Nel 789 gli Emishi di Isawa,
guidati dal generale Aterui sconfissero l'esercito giapponese guidato
da Ki no Kosami, Seito shogun, nella battaglia del fiume
Koromo (o battaglia di Sufuse). Le forze giapponesi, comprendenti
circa 4000 uomini, furono attaccate da un esercito emishi di circa
1000 uomini mentre tentavano di attraversare il fiume Kitakami.
Nel 794 molti personaggi importanti
degli Emishi di Shiwa, compreso Isawa no kimi Anushiko,
dell'odierna parte settentrionale della prefettura di Miyagi, si
allearono con i giapponesi. Gli Emishi di Shiwa, entrati
nell'esercito imperiale, attaccarono allora con successo altri
piccoli gruppi. Gli Emishi di Isawa, che avevano costituito
una confederazione, si trovarono dunque isolati e il generale
giapponese Sakanoue no Tamuramaro li sottopose a continui attacchi,
usando soldati addestrati come arcieri a cavallo. La nuova tattica
portò alla resa di Aterui nell'802. Molti gruppi si sottomisero al
potere imperiale, ma la resistenza non cessò che nell'811. Gli
Emishi rimasero indipendenti a nord del fiume Kitakami, ma non
rappresentarono più una minaccia.
Dopo la conquista
Dopo la conquista i capi emishi presero
parte al governo locale. Alcuni domini regionali furono dominati da
gozuku giapponesi (famiglie Abe, Kiyowara e Ōshū Fujiwara) e
divennero progressivamente stati regionali feudali semi-indipendenti.
Gli Emishi fecero parte della classe dirigente mista di questi
domini, ma vennero progressivamente assimilati, perdendo la propria
distinta identità culturale. Le popolazioni più settentrionali e
quelle dell'isola di Hokkaidō, rimaste indipendenti ancora a lungo,
conservarono una cultura separata: i loro discendenti dovettero dare
origine alla cultura Satsumon nell'isola di Hokkaidō e ad una
popolazione che rimase etnicamente distinta: furono conosciuti con i
nomi di Emishi di Watarishima, poi di Ezo e infine di
Ainu.
Origine genetica ed etnica
Recentemente la genetica, attraverso lo
studio della porzione non ricombinabile del DNA-Y, ha dimostrato come
molti Ainu, gli Emishi e buona parte dei Giapponesi, probabilmente
coloro che fanno parte del gruppo Jomon, ovvero gli abitanti
originari del Giappone, appartengono tutti all'aplogruppo D (34.7%).

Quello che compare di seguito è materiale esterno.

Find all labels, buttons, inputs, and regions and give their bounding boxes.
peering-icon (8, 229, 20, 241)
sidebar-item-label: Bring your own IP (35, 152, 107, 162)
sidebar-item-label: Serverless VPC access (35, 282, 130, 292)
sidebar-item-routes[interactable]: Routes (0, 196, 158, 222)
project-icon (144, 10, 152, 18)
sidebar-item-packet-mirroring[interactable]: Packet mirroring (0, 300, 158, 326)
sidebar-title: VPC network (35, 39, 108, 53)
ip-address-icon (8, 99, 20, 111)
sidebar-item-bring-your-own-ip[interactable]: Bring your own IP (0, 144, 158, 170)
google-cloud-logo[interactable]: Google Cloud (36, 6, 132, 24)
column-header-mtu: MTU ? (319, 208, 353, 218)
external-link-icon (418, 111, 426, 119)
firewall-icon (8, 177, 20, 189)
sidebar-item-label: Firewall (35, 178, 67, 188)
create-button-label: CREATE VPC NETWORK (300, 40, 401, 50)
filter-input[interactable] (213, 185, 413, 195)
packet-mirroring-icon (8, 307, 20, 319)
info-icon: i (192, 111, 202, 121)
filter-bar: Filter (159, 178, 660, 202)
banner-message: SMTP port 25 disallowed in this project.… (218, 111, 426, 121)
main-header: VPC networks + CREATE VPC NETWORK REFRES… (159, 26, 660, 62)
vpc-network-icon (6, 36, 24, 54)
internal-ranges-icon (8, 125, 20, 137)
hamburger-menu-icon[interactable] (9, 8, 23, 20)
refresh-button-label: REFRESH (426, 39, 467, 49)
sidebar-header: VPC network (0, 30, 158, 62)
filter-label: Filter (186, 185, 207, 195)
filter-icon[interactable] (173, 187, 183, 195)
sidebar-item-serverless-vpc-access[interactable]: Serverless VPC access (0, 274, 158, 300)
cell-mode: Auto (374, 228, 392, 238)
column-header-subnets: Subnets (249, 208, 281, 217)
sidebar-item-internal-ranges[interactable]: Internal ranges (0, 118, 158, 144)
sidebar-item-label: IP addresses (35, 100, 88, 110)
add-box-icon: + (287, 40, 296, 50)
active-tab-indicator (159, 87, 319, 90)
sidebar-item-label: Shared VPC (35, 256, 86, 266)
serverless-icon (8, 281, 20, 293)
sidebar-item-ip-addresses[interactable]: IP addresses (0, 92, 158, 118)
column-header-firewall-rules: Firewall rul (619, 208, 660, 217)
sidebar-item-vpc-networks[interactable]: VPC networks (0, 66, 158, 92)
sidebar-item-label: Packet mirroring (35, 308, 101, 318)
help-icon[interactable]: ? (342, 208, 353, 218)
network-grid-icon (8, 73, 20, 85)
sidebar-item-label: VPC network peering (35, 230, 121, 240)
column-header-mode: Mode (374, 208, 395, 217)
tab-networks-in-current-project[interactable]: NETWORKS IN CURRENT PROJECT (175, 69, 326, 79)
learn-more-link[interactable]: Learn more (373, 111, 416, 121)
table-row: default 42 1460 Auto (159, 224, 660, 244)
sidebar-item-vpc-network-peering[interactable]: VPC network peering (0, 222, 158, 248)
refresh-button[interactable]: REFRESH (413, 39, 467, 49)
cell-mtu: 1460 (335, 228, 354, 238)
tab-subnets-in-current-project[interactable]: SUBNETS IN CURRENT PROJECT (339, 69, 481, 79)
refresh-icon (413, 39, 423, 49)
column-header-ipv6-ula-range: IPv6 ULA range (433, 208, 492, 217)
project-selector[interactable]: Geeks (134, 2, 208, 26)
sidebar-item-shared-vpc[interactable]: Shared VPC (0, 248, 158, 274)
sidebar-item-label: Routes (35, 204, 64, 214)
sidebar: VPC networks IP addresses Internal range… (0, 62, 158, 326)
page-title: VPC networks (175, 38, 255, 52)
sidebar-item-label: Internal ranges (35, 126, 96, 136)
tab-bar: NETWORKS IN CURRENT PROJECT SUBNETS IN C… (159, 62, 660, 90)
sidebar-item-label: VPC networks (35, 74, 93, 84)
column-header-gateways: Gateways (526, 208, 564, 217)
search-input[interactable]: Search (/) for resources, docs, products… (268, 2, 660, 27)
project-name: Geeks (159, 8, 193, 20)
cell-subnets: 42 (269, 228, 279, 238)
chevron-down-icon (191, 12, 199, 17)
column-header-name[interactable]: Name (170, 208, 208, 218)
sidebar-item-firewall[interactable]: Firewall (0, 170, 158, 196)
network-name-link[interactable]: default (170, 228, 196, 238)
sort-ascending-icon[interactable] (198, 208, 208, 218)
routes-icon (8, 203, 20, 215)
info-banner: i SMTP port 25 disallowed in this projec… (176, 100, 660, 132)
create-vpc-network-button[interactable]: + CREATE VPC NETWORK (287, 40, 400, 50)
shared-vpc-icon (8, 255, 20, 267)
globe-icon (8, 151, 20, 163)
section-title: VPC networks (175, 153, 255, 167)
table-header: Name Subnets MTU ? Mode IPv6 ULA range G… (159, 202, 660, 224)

Tale aplogruppo identifica i
discendenti dei cacciatori-raccoglitori che arrivarono in Giappone
dal continente asiatico in un momento in cui le due regioni erano
fisicamente collegate, ovvero fra i 20.000 ed i 12.000 anni fa, prima
che l'avanzare del livello del mare, alla fine dell'ultima
glaciazione, separasse l'arcipelago giapponese, spingendo i Jomon e
le altre genti, a diffondersi nelle isole nipponiche in un raggio a
forma di "U" nella zona settentrionale del Giappone,
abitata dagli Ainu e nelle isole Ryūkyū, nell'estremo sud, come le
isole Okinawa.
Subito dopo la seconda guerra mondiale
furono esaminate le mummie della famiglia Ōshū Fujiwara (奥州藤原氏
Ōshū Fujiwara-shi), che aveva dominato la regione di
Tōhoku nel XII e XIII secolo da Hiraizumi e che era ritenuta essere
di origine emishi. Le analisi conclusero che i membri della antica
famiglia erano tuttavia del tutto identici fisicamente agli attuali
giapponesi. Questi dati ebbero come effetto di diffondere l'idea che
gli Emishi non fossero altro che giapponesi che vivevano a nord al di
fuori del dominio del regno Yamato.
Lo studio dei resti scheletrici delle
popolazioni della cultura Jōmon ha dimostrato tuttavia un legame con
il moderno gruppo etnico degli Ainu e indicando che si trattava
probabilmente di popolazioni autoctone del Giappone, che dovevano
avere un aspetto fisico differente da quello degli attuali giapponesi
e delle moderne popolazioni dell'Asia orientale. Gli studi di
antropologia fisica hanno dimostrato inoltre che le caratteristiche
scheletriche mutarono progressivamente nel tempo da sud-ovest a
nord-est, parallelamente all'espansione delle genti che parlavano
giapponese. I resti scheletrici dei tumuli funerari della regione di
Tōhoku (kofun) mostrano caratteristiche intermedie e gli
Emishi dovevano essere frutto della commistione delle popolazioni
Jōmon con popolazioni della cultura Yayoi, che erano penetrate nella
regione.
Gli Emishi parlavano un linguaggio di tipo ainu, diverso dal
giapponese, che gli studiosi non sono ancora riusciti a ricostruire.